In an interview with the Daily Trojan, Daniel Kang — an associate at Klynveld Peat Marwick Goerdeler, a company that audits university financials — said the split was to be expected.

“If there is a profitable business and a way to make the other one profitable as well, but they’re dragging each other down,” Kang said, “just like any successful business practice, the nature is to split the business.”

USC healthcare’s first profitable year points to an optimistic future. The health system that had become accustomed to deficits of 20% showed a profit of 22% in its first full year as a separate legal entity. In USC’s 2022-23 tax form, the healthcare services still listed under the University itself earned a profit of $60 million. The previous year, these services accounted for one-fifth of the University’s total healthcare revenue and one-fourth of the total expenses.

Of course, nothing is ever that simple when it comes to finances.
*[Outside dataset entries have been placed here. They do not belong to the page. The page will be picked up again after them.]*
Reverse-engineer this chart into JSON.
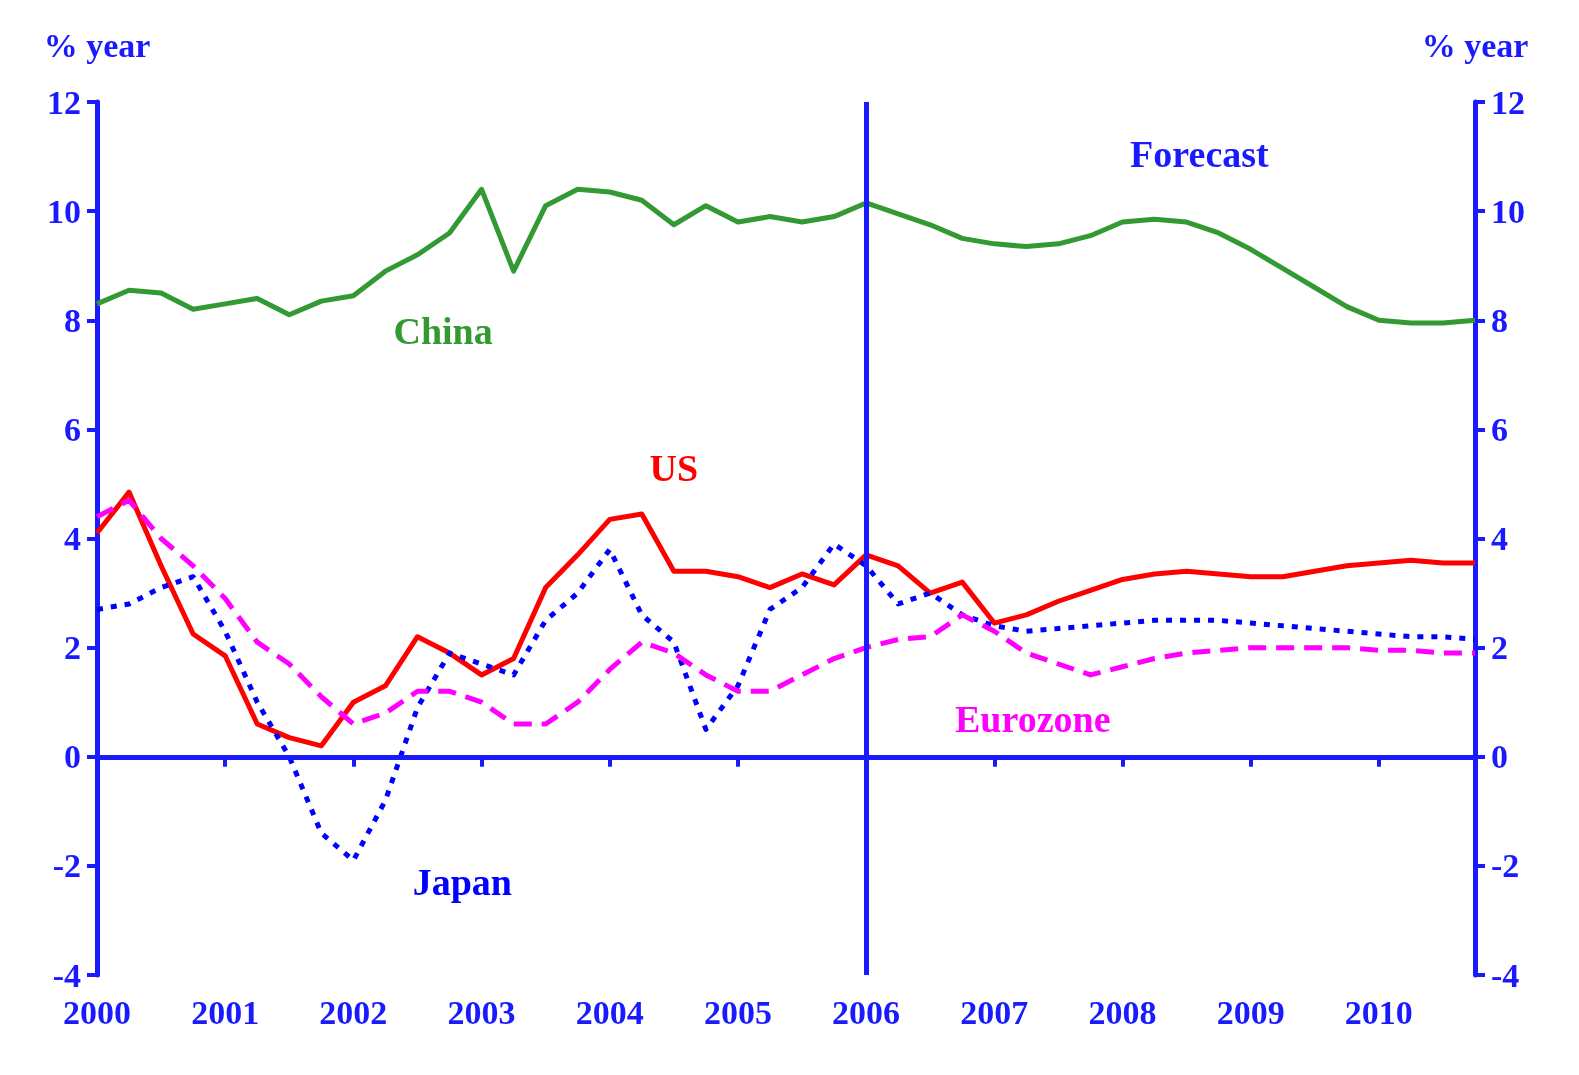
{
  "chart_data": {
    "type": "line",
    "ylabel": "% year",
    "y2label": "% year",
    "annotations": [
      "Forecast"
    ],
    "x": [
      2000,
      2000.25,
      2000.5,
      2000.75,
      2001,
      2001.25,
      2001.5,
      2001.75,
      2002,
      2002.25,
      2002.5,
      2002.75,
      2003,
      2003.25,
      2003.5,
      2003.75,
      2004,
      2004.25,
      2004.5,
      2004.75,
      2005,
      2005.25,
      2005.5,
      2005.75,
      2006,
      2006.25,
      2006.5,
      2006.75,
      2007,
      2007.25,
      2007.5,
      2007.75,
      2008,
      2008.25,
      2008.5,
      2008.75,
      2009,
      2009.25,
      2009.5,
      2009.75,
      2010,
      2010.25,
      2010.5,
      2010.75
    ],
    "series": [
      {
        "name": "China",
        "color": "#339933",
        "line_style": "solid",
        "values": [
          8.3,
          8.55,
          8.5,
          8.2,
          8.3,
          8.4,
          8.1,
          8.35,
          8.45,
          8.9,
          9.2,
          9.6,
          10.4,
          8.9,
          10.1,
          10.4,
          10.35,
          10.2,
          9.75,
          10.1,
          9.8,
          9.9,
          9.8,
          9.9,
          10.15,
          9.95,
          9.75,
          9.5,
          9.4,
          9.35,
          9.4,
          9.55,
          9.8,
          9.85,
          9.8,
          9.6,
          9.3,
          8.95,
          8.6,
          8.25,
          8.0,
          7.95,
          7.95,
          8.0
        ]
      },
      {
        "name": "US",
        "color": "#ff0000",
        "line_style": "solid",
        "values": [
          4.1,
          4.85,
          3.5,
          2.25,
          1.85,
          0.6,
          0.35,
          0.2,
          1.0,
          1.3,
          2.2,
          1.9,
          1.5,
          1.8,
          3.1,
          3.7,
          4.35,
          4.45,
          3.4,
          3.4,
          3.3,
          3.1,
          3.35,
          3.15,
          3.7,
          3.5,
          3.0,
          3.2,
          2.45,
          2.6,
          2.85,
          3.05,
          3.25,
          3.35,
          3.4,
          3.35,
          3.3,
          3.3,
          3.4,
          3.5,
          3.55,
          3.6,
          3.55,
          3.55
        ]
      },
      {
        "name": "Japan",
        "color": "#0000ff",
        "line_style": "dotted",
        "values": [
          2.7,
          2.8,
          3.1,
          3.3,
          2.3,
          1.0,
          0.0,
          -1.4,
          -1.9,
          -0.8,
          0.9,
          1.9,
          1.7,
          1.5,
          2.5,
          3.0,
          3.8,
          2.6,
          2.1,
          0.5,
          1.3,
          2.7,
          3.1,
          3.9,
          3.5,
          2.8,
          3.0,
          2.6,
          2.4,
          2.3,
          2.35,
          2.4,
          2.45,
          2.5,
          2.5,
          2.5,
          2.45,
          2.4,
          2.35,
          2.3,
          2.25,
          2.2,
          2.2,
          2.15
        ]
      },
      {
        "name": "Eurozone",
        "color": "#ff00ff",
        "line_style": "dashed",
        "values": [
          4.4,
          4.7,
          4.0,
          3.5,
          2.9,
          2.1,
          1.7,
          1.1,
          0.6,
          0.8,
          1.2,
          1.2,
          1.0,
          0.6,
          0.6,
          1.0,
          1.6,
          2.1,
          1.9,
          1.5,
          1.2,
          1.2,
          1.5,
          1.8,
          2.0,
          2.15,
          2.2,
          2.6,
          2.3,
          1.9,
          1.7,
          1.5,
          1.65,
          1.8,
          1.9,
          1.95,
          2.0,
          2.0,
          2.0,
          2.0,
          1.95,
          1.95,
          1.9,
          1.9
        ]
      }
    ],
    "xlim": [
      2000,
      2010.75
    ],
    "xticks": [
      2000,
      2001,
      2002,
      2003,
      2004,
      2005,
      2006,
      2007,
      2008,
      2009,
      2010
    ],
    "ylim": [
      -4,
      12
    ],
    "yticks": [
      -4,
      -2,
      0,
      2,
      4,
      6,
      8,
      10,
      12
    ],
    "y2lim": [
      -4,
      12
    ],
    "y2ticks": [
      -4,
      -2,
      0,
      2,
      4,
      6,
      8,
      10,
      12
    ],
    "ref_lines": [
      {
        "axis": "x",
        "value": 2006,
        "color": "#1a1aff"
      },
      {
        "axis": "y",
        "value": 0,
        "color": "#1a1aff"
      }
    ],
    "grid": false,
    "legend": false,
    "marker": "none"
  }
}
The same healthcare services that are raking in profits for the University are also losing financier trust.

In March, Moody’s Ratings — one of the Big Three credit rating agencies — devalued USC’s bonds because of its increasing reliance on healthcare revenue streams.

“[The downgrade] reflects a challenging operating environment for healthcare that will continue to weigh on health system and overall university margins,” Moody’s wrote.

As Robert Dekle, a professor of economics, puts it, this could have negative impacts on the entire University.

“If they’re downgrading Universitywide bonds, then that means the interest rates are higher for borrowing, and that raises the costs,” Dekle said. “That means that more tuition revenue — for example, as a simple case — has to go cover that.”

Kang said the ever-present need for healthcare, even during recessions, incentivizes universities to continue investment in the sector.

“We can live without Tesla, but it might be a little bit hard to live without our doctors,” Kang said.

He also expressed that university research, including research in the medical field, tends to be forward-looking.

“Universities as a whole … are one of the few institutions left on Earth that are focused on the future,” Kang said. “Quantum computing, space economy — all of these things are generally researched [by] either the government or universities first.”

Kang said the devaluation was not as extreme as some other devaluations that happened last fall.

“Overall, [USC is] still doing better than 99% of the colleges out there,” Kang said.

In 2023, over 46 health systems were also devalued, some dropping close to the lowest bond rating possible.

In spite of the devaluation, Brink maintained that USC would continue to enhance its healthcare sector.

“One of USC’s many priorities is to help transform the future of health. It is our goal to keep more people well across all facets of life,” Brink wrote in a statement to the Daily Trojan. “The intentional investments being made today are expected to benefit USC over time, both financially and reputationally.”

While it is common for universities nationwide to pursue these potential gains by way of their healthcare systems, an article by Bloomberg covering the devaluations pointed out that the same expenditures that seek to boost a university’s profits can also bring them down.

“The medical complexes that burnish universities’ reputations and bring in significant revenue are also becoming a drag on financial performance,” the article reads.

Although, it would seem that the University is tending away from debt altogether. Higher profits and a strengthened endowment lead to more cash available to pass around, meaning deficits are more easily paid off.

Before that happens, though, student tuition will bolster that profit and provide the University with a cozy cushion to boot.

Editor’s Note: A previous version of this article stated that the University saw its first profits in years during the coronavirus pandemic. This article was updated July 22 at 9:14 a.m. to specify that the University saw its first profits in years in its largest two operations during the coronavirus pandemic.